Macrophages and neutrophils bind to and internalize microbes within endocytic organelles called phagosomes. Fusion of phagosomes with lysosomes destroys the microbe. Pathogenic mycobacteria, such as Mycobacterium tuberculosis, prevent phagosomal maturation and lysosomal fusion and thus survive and replicate within the host cell. Nakayama et al. found that mycobacterial membrane glycolipids called lipoarabinomannans (LAMs) of both pathogenic and nonpathogenic strains of mycobacteria were similarly efficient at binding to lactosylceramide (LacCer) in the plasma membrane lipid rafts of human neutrophils. Both types of mycobacteria were internalized into phagosomes. However, whereas the LAMs of nonpathogenic mycobacteria resulted in the colocalization of LacCer with the Src family kinase Hck in the phagosomal membrane, the activation of Hck, and maturation of the phagosomes, the LAMs of pathogenic mycobacteria failed to induce LacCer-Hck clustering, thus preventing phagolysosome formation. These data suggest that targeting the LAMs of pathogenic mycobacteria may enhance the innate immune response to these pathogens, which could be beneficial in treating tuberculosis.

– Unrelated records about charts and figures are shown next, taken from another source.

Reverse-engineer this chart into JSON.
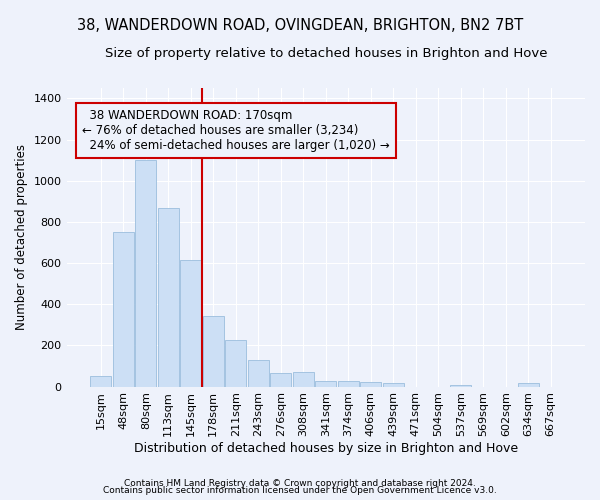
{
  "title": "38, WANDERDOWN ROAD, OVINGDEAN, BRIGHTON, BN2 7BT",
  "subtitle": "Size of property relative to detached houses in Brighton and Hove",
  "xlabel": "Distribution of detached houses by size in Brighton and Hove",
  "ylabel": "Number of detached properties",
  "footer1": "Contains HM Land Registry data © Crown copyright and database right 2024.",
  "footer2": "Contains public sector information licensed under the Open Government Licence v3.0.",
  "categories": [
    "15sqm",
    "48sqm",
    "80sqm",
    "113sqm",
    "145sqm",
    "178sqm",
    "211sqm",
    "243sqm",
    "276sqm",
    "308sqm",
    "341sqm",
    "374sqm",
    "406sqm",
    "439sqm",
    "471sqm",
    "504sqm",
    "537sqm",
    "569sqm",
    "602sqm",
    "634sqm",
    "667sqm"
  ],
  "values": [
    50,
    750,
    1100,
    865,
    617,
    345,
    225,
    130,
    65,
    70,
    25,
    25,
    20,
    15,
    0,
    0,
    10,
    0,
    0,
    15,
    0
  ],
  "bar_color": "#ccdff5",
  "bar_edge_color": "#9bbedd",
  "vline_color": "#cc0000",
  "annotation_text": "  38 WANDERDOWN ROAD: 170sqm\n← 76% of detached houses are smaller (3,234)\n  24% of semi-detached houses are larger (1,020) →",
  "annotation_box_edgecolor": "#cc0000",
  "ylim": [
    0,
    1450
  ],
  "yticks": [
    0,
    200,
    400,
    600,
    800,
    1000,
    1200,
    1400
  ],
  "background_color": "#eef2fb",
  "grid_color": "#ffffff",
  "title_fontsize": 10.5,
  "subtitle_fontsize": 9.5,
  "axis_label_fontsize": 9,
  "ylabel_fontsize": 8.5,
  "tick_fontsize": 8,
  "footer_fontsize": 6.5
}
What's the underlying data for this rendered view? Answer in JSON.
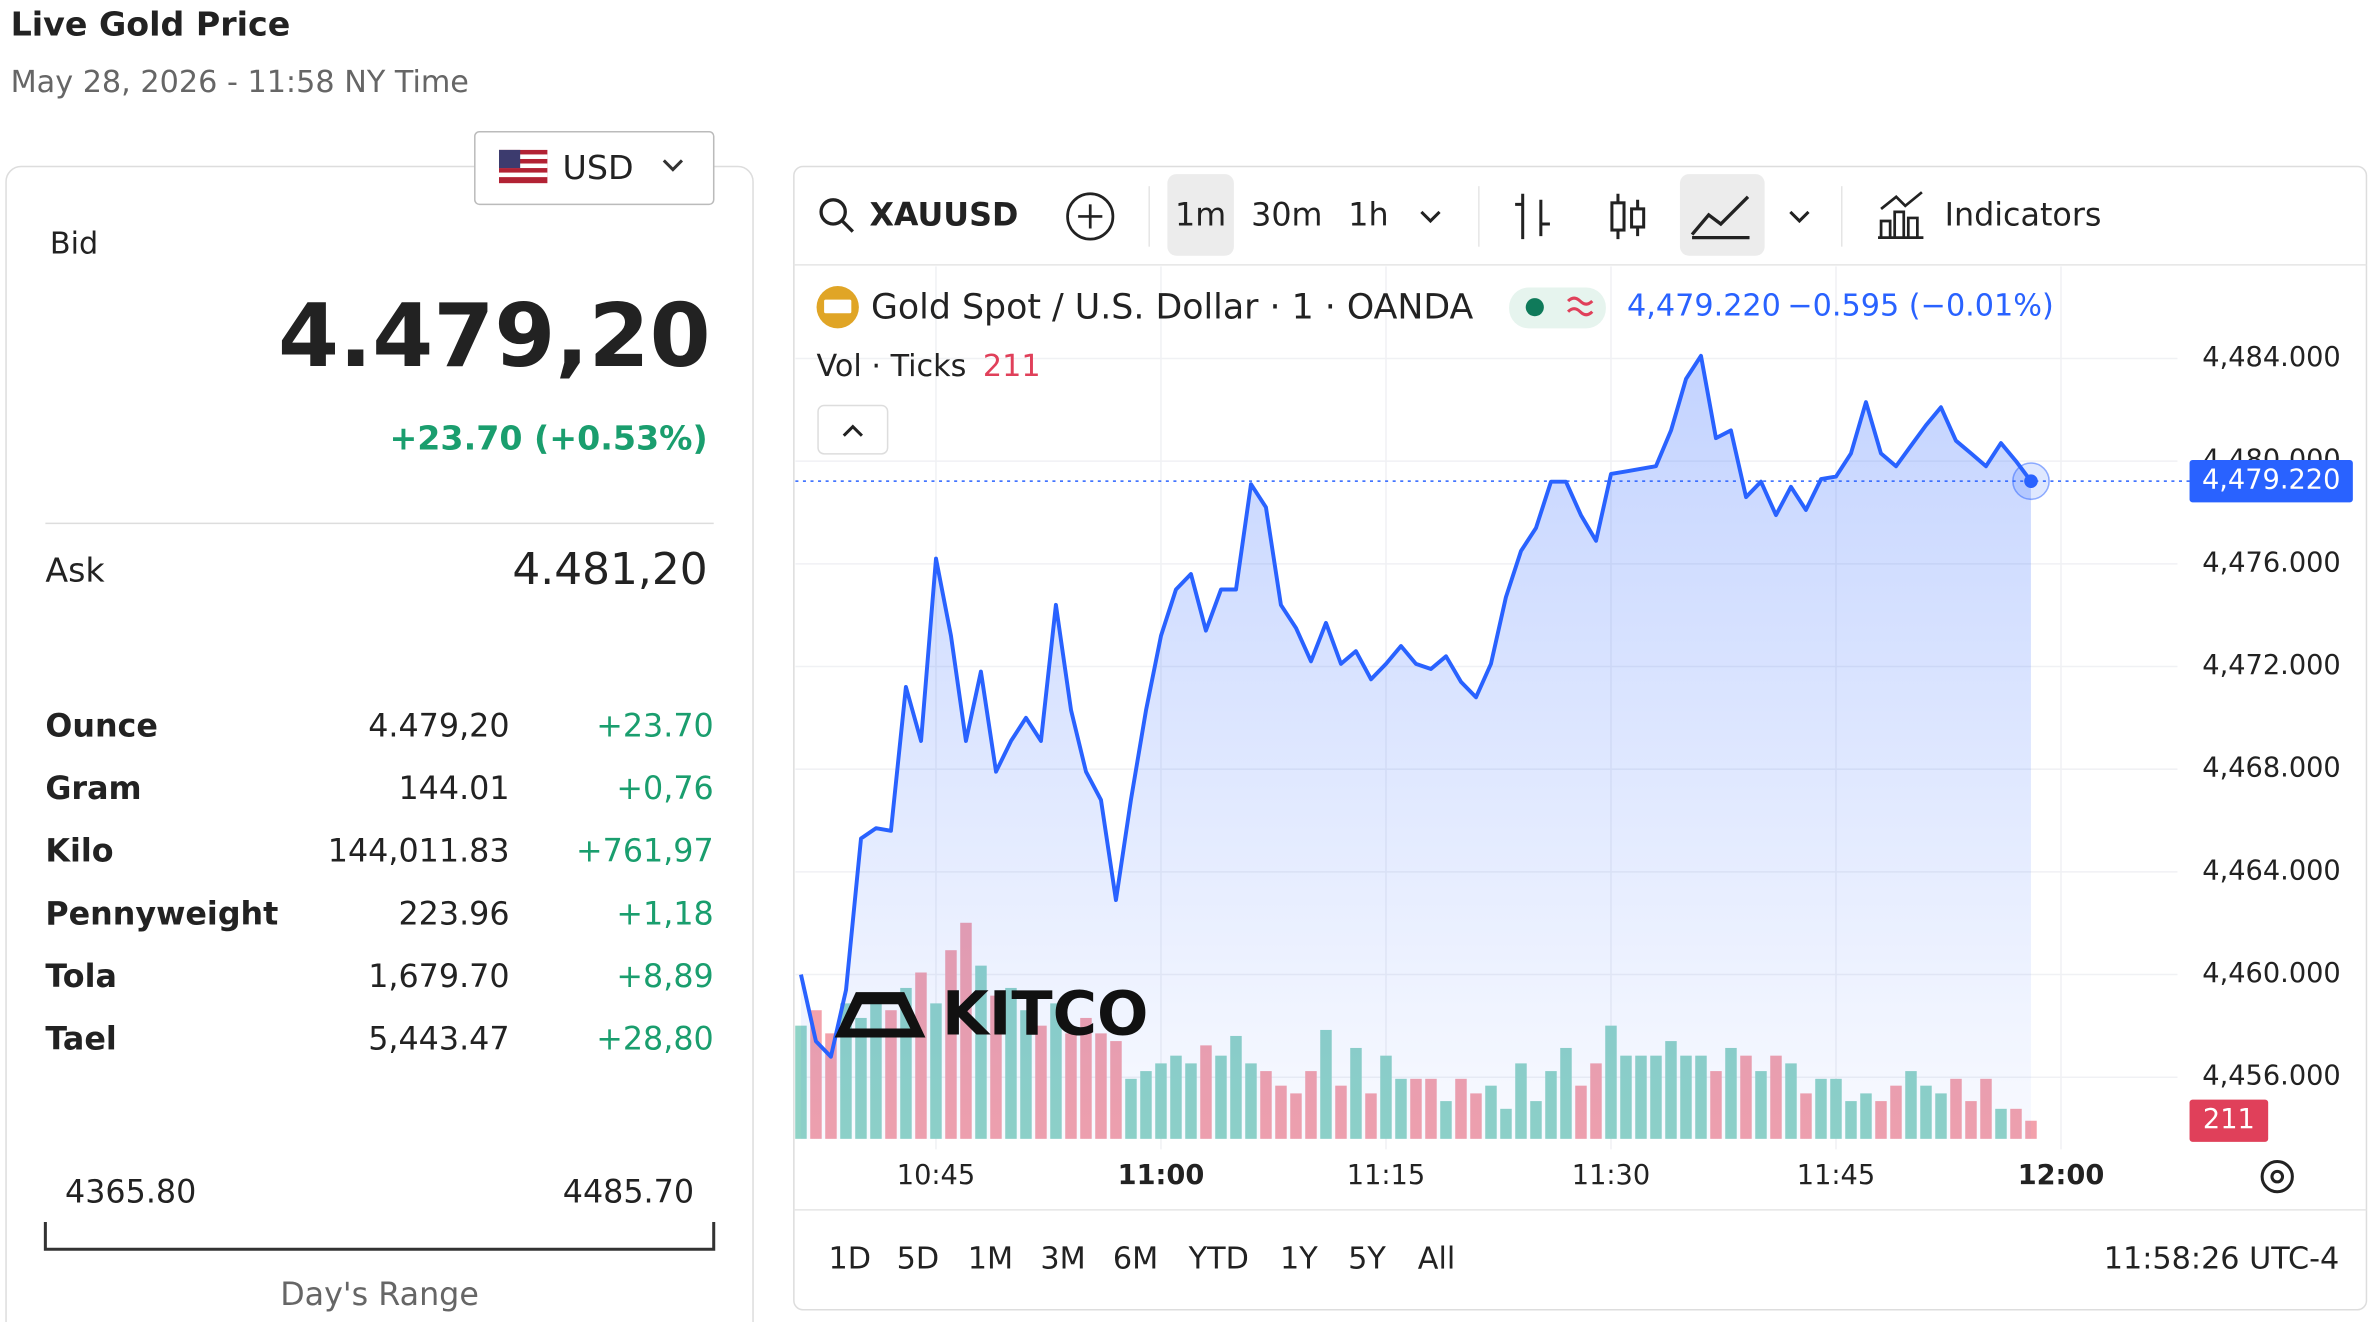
{
  "header": {
    "title": "Live Gold Price",
    "subtitle": "May 28, 2026 - 11:58 NY Time"
  },
  "currency": "USD",
  "bid": {
    "label": "Bid",
    "value": "4.479,20",
    "change": "+23.70 (+0.53%)"
  },
  "ask": {
    "label": "Ask",
    "value": "4.481,20"
  },
  "table": {
    "rows": [
      [
        "Ounce",
        "4.479,20",
        "+23.70"
      ],
      [
        "Gram",
        "144.01",
        "+0,76"
      ],
      [
        "Kilo",
        "144,011.83",
        "+761,97"
      ],
      [
        "Pennyweight",
        "223.96",
        "+1,18"
      ],
      [
        "Tola",
        "1,679.70",
        "+8,89"
      ],
      [
        "Tael",
        "5,443.47",
        "+28,80"
      ]
    ]
  },
  "range": {
    "low": "4365.80",
    "high": "4485.70",
    "label": "Day's Range"
  },
  "widget": {
    "symbol": "XAUUSD",
    "intervals": [
      "1m",
      "30m",
      "1h"
    ],
    "indicators": "Indicators",
    "quote": "4,479.220",
    "quote_change": "−0.595 (−0.01%)",
    "watermark": "KITCO",
    "ranges": [
      "1D",
      "5D",
      "1M",
      "3M",
      "6M",
      "YTD",
      "1Y",
      "5Y",
      "All"
    ],
    "clock": "11:58:26 UTC-4"
  },
  "chart_data": {
    "type": "area",
    "categories": [
      null,
      null,
      null,
      null,
      null,
      null,
      null,
      null,
      null,
      "10:45",
      null,
      null,
      null,
      null,
      null,
      null,
      null,
      null,
      null,
      null,
      null,
      null,
      null,
      null,
      "11:00",
      null,
      null,
      null,
      null,
      null,
      null,
      null,
      null,
      null,
      null,
      null,
      null,
      null,
      null,
      "11:15",
      null,
      null,
      null,
      null,
      null,
      null,
      null,
      null,
      null,
      null,
      null,
      null,
      null,
      null,
      "11:30",
      null,
      null,
      null,
      null,
      null,
      null,
      null,
      null,
      null,
      null,
      null,
      null,
      null,
      null,
      "11:45",
      null,
      null,
      null,
      null,
      null,
      null,
      null,
      null,
      null,
      null,
      null,
      null,
      null,
      null,
      "12:00"
    ],
    "series": [
      {
        "name": "Gold Spot / U.S. Dollar · 1 · OANDA",
        "color": "#2962ff",
        "values": [
          4460.0,
          4457.4,
          4456.8,
          4459.4,
          4465.3,
          4465.7,
          4465.6,
          4471.2,
          4469.1,
          4476.2,
          4473.2,
          4469.1,
          4471.8,
          4467.9,
          4469.1,
          4470.0,
          4469.1,
          4474.4,
          4470.3,
          4467.9,
          4466.8,
          4462.9,
          4466.8,
          4470.3,
          4473.2,
          4475.0,
          4475.6,
          4473.4,
          4475.0,
          4475.0,
          4479.1,
          4478.2,
          4474.4,
          4473.5,
          4472.2,
          4473.7,
          4472.1,
          4472.6,
          4471.5,
          4472.1,
          4472.8,
          4472.1,
          4471.9,
          4472.4,
          4471.4,
          4470.8,
          4472.1,
          4474.7,
          4476.5,
          4477.4,
          4479.2,
          4479.2,
          4477.9,
          4476.9,
          4479.5,
          4479.6,
          4479.7,
          4479.8,
          4481.2,
          4483.2,
          4484.1,
          4480.9,
          4481.2,
          4478.6,
          4479.2,
          4477.9,
          4479.0,
          4478.1,
          4479.3,
          4479.4,
          4480.3,
          4482.3,
          4480.3,
          4479.8,
          4480.6,
          4481.4,
          4482.1,
          4480.8,
          4480.3,
          4479.8,
          4480.7,
          4480.0,
          4479.22,
          null,
          null
        ]
      },
      {
        "name": "Vol · Ticks",
        "axis": "y2",
        "up_color": "#8fd3c6",
        "down_color": "#f3a1ab",
        "values": [
          1320,
          1500,
          1230,
          1580,
          1410,
          1670,
          1500,
          1760,
          1940,
          1580,
          2200,
          2520,
          2020,
          1670,
          1760,
          1500,
          1320,
          1580,
          1230,
          1410,
          1230,
          1140,
          700,
          790,
          880,
          970,
          880,
          1090,
          970,
          1200,
          880,
          790,
          620,
          530,
          790,
          1270,
          620,
          1060,
          530,
          970,
          700,
          700,
          700,
          440,
          700,
          530,
          620,
          350,
          880,
          440,
          790,
          1060,
          620,
          880,
          1320,
          970,
          970,
          970,
          1140,
          970,
          970,
          790,
          1060,
          970,
          790,
          970,
          880,
          530,
          700,
          700,
          440,
          530,
          440,
          620,
          790,
          620,
          530,
          700,
          440,
          700,
          350,
          350,
          211,
          null,
          null
        ],
        "last_label": "211"
      }
    ],
    "last_label": "4,479.220",
    "ylim": [
      4453.6,
      4487
    ],
    "yticks": [
      {
        "value": 4456,
        "label": "4,456.000"
      },
      {
        "value": 4460,
        "label": "4,460.000"
      },
      {
        "value": 4464,
        "label": "4,464.000"
      },
      {
        "value": 4468,
        "label": "4,468.000"
      },
      {
        "value": 4472,
        "label": "4,472.000"
      },
      {
        "value": 4476,
        "label": "4,476.000"
      },
      {
        "value": 4480,
        "label": "4,480.000"
      },
      {
        "value": 4484,
        "label": "4,484.000"
      }
    ],
    "y2lim": [
      0,
      10000
    ],
    "grid": true
  }
}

Pathogenic mycobacteria use virulence factors, including mannose-capped lipoarabinomannan (ManLAM), to survive in host phagocytic cells, such as neutrophils. We assessed the roles of lactosylceramide (LacCer, CDw17)–enriched lipid rafts in the phagocytosis of mycobacteria by human neutrophils and in the intracellular fate of phagocytosed mycobacteria. We showed that the association of the Src family kinase (SFK) Lyn with C24 fatty acid chain–containing LacCer was essential for the phagocytosis of mycobacteria by neutrophils. Assays with LacCer-containing liposomes, LacCer-coated plastic plates, and LAM-coated beads demonstrated that the phagocytosis of mycobacteria was mediated through the binding of LacCer to LAM. Both ManLAM from pathogenic species and phosphoinositol-capped LAM (PILAM) from nonpathogenic Mycobacterium smegmatis bound equivalently to LacCer to stimulate phagocytosis. However, PILAM from an M. smegmatis α1,2-mannosyltransferase deletion mutant (ΔMSMEG_4247), lacking the α1,2-monomannose side branches of the LAM mannan core, did not bind to LacCer or induce phagocytosis. An anti-LacCer antibody immunoprecipitated the SFK Hck from the phagosomes of neutrophils that internalized nonpathogenic mycobacteria but not from those that internalized pathogenic mycobacteria. Furthermore, knockdown of Hck by short inhibitory RNA abolished the fusion of lysosomes with phagosomes containing nonpathogenic mycobacteria. Further analysis showed that ManLAM, but not PILAM, inhibited the association of Hck with LacCer-enriched lipid rafts in phagosomal membranes, effectively blocking phagolysosome formation. Together, these findings suggest that pathogenic mycobacteria use ManLAM not only for binding to LacCer-enriched lipid rafts and entering neutrophils but also for disrupting signaling through Hck-coupled, LacCer-enriched lipid rafts and preventing phagolysosome formation.